Reestablishing forests that were clear cut in the early 1900s or are reaching the end of their lifetime is especially critical to maintaining the Island’s aquifer, Warren said. “They create a sponge and soak up the water instead of allowing it to run into the Sound,” he said.

For now, Warren said, Islanders must simply take extra efforts to protect young plants from the abundance of deer. Since deer cannot be easily removed from the Island and sterilizing them would likely prove too costly, Vashon’s best hope of curbing its deer population lies in hunting, he said.

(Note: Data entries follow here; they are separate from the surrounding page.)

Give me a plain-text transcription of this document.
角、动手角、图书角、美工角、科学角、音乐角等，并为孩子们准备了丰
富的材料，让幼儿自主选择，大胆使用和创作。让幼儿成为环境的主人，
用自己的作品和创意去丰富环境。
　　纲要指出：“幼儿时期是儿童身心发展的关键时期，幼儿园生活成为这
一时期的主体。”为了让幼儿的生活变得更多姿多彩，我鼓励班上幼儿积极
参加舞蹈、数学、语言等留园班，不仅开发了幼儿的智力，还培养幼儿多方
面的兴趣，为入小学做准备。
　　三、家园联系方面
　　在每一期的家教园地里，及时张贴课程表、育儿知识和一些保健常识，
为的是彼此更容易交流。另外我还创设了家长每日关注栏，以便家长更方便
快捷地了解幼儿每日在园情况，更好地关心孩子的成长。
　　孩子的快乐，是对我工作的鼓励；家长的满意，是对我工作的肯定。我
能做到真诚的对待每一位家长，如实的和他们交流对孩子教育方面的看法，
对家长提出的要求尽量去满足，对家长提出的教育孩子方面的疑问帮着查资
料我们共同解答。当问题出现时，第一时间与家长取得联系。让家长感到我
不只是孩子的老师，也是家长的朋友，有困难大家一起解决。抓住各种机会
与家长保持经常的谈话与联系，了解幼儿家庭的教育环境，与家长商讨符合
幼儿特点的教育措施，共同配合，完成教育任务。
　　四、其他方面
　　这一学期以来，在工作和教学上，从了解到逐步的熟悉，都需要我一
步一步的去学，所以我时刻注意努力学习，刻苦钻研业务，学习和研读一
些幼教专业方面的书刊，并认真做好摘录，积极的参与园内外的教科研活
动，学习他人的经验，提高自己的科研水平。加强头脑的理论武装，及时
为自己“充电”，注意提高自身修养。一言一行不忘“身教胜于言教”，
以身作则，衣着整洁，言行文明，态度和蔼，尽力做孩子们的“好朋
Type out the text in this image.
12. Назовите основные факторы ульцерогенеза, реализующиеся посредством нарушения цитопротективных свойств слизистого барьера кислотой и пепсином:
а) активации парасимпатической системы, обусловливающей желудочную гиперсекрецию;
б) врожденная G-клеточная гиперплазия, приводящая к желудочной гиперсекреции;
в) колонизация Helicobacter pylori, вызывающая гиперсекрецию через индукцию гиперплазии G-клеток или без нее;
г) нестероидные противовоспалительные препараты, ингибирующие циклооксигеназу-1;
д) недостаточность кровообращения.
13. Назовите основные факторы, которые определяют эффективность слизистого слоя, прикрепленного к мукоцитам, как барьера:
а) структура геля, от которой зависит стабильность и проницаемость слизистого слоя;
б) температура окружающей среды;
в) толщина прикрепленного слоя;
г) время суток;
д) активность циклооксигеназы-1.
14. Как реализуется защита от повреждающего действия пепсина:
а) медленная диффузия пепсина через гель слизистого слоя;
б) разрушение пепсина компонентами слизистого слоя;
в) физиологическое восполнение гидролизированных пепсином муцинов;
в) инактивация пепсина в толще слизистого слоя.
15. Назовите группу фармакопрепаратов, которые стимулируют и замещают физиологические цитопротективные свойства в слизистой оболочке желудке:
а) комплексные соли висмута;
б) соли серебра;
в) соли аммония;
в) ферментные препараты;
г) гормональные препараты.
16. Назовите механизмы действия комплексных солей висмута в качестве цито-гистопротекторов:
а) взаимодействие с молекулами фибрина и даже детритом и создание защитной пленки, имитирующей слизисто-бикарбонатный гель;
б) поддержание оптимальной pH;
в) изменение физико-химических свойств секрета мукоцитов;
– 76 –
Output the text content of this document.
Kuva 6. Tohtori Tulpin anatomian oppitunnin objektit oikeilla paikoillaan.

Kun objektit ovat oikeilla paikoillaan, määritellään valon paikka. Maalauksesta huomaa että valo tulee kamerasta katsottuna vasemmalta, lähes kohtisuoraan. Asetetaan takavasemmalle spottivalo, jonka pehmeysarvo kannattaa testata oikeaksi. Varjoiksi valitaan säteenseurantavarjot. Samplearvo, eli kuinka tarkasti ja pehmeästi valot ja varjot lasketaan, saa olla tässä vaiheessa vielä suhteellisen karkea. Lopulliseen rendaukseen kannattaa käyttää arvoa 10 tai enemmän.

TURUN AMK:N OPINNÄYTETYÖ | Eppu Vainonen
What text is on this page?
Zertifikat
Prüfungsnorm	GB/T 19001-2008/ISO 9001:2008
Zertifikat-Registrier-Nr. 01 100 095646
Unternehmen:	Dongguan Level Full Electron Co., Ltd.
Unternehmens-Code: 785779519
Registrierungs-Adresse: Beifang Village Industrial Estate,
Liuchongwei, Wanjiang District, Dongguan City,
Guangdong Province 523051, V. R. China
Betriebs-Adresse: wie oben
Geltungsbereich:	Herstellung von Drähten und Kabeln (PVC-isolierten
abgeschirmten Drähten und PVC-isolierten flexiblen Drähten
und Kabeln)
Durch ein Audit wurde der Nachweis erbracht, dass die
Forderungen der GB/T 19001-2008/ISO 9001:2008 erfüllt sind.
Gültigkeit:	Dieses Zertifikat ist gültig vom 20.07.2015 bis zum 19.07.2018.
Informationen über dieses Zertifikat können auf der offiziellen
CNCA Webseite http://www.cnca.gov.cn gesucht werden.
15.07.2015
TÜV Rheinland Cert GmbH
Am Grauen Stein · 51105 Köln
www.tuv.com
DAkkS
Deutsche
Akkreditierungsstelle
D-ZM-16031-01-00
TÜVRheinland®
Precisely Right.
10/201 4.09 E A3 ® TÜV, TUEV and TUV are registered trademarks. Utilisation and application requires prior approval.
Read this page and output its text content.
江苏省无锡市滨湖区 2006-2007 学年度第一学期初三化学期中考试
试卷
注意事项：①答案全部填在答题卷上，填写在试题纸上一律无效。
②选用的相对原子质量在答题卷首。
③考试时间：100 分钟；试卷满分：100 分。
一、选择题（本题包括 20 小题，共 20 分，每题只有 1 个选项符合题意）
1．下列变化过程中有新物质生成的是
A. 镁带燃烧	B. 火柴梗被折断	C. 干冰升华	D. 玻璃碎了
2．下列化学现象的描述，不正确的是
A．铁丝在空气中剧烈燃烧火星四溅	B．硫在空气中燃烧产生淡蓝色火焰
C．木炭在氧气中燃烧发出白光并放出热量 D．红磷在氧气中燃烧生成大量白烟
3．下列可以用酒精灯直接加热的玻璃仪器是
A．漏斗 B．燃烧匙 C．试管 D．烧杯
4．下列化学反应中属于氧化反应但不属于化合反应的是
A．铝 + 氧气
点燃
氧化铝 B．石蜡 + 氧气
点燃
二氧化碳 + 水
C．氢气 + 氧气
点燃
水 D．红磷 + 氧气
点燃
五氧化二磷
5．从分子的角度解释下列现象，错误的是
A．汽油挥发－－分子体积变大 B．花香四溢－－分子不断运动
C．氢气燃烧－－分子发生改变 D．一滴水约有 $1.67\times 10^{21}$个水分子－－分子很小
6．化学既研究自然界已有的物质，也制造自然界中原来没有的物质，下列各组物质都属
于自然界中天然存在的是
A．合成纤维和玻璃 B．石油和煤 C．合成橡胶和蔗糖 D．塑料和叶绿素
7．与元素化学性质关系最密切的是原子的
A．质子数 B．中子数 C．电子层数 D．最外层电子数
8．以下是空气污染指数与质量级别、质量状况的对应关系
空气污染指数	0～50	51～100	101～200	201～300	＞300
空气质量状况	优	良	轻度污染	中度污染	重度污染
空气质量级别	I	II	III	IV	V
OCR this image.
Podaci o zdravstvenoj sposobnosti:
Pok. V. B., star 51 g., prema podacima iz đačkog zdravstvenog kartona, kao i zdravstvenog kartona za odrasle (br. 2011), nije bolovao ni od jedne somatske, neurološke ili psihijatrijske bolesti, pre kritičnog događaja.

In 2006, the Washington Department of Fish and Wildlife began issuing 100 extra special permits for hunting on Vashon that would allow hunters to take two deer instead of one. Department spokesman Craig Bartlett said this was due to the large number of complaints the department received about deer on the Island.

However, the 140 special permits now offered for various types of hunting have yet to sell out, with around 90 people applying for them each year.

“One of the difficulties with hunting on Vashon, or any island near metropolitan areas, is there aren’t that many areas to hunt,” Bartlett said. The department has been making extra efforts in recent years to match hunters with Islanders who have nuisance deer on their property.

Brad Shride, who lives and hunts on Vashon, said he is constantly hearing complaints about deer eating flowers and ruining gardens. He receives calls year round from irritated Islanders who ask him to hunt on their land.

“For the most part I would say people are positive about hunters who come and use their property and keep the deer population down,” he said.

Though Shride can’t help everyone who calls him, he said it’s never difficult to find places to hunt when the season begins in the fall.

“It’s a win-win situation; I get to harvest their deer and they get them off their property,” he said.

However, deer’s natural predators, which were killed off decades ago, may be making a comeback on Vashon, said T Yamamoto, director of Wolftown, a nonprofit wildlife rehabilitation and education facility. She has verified that both coyotes and bobcat now exist in very small numbers on the Island.

Though Yamamoto said it’s difficult to know whether the deer population has grown significantly in recent years or Islanders are simply seeing the deer more because of increased development, she said one thing that is certain is that the deer population on Vashon is large but unhealthy, as the weak and sick animals aren’t weeded out by predators.

She hopes that if the coyote and bobcat stay on the Island, they could restore a natural balance to the Island’s wildlife.

“We could be at the very end of a population curve,” she said.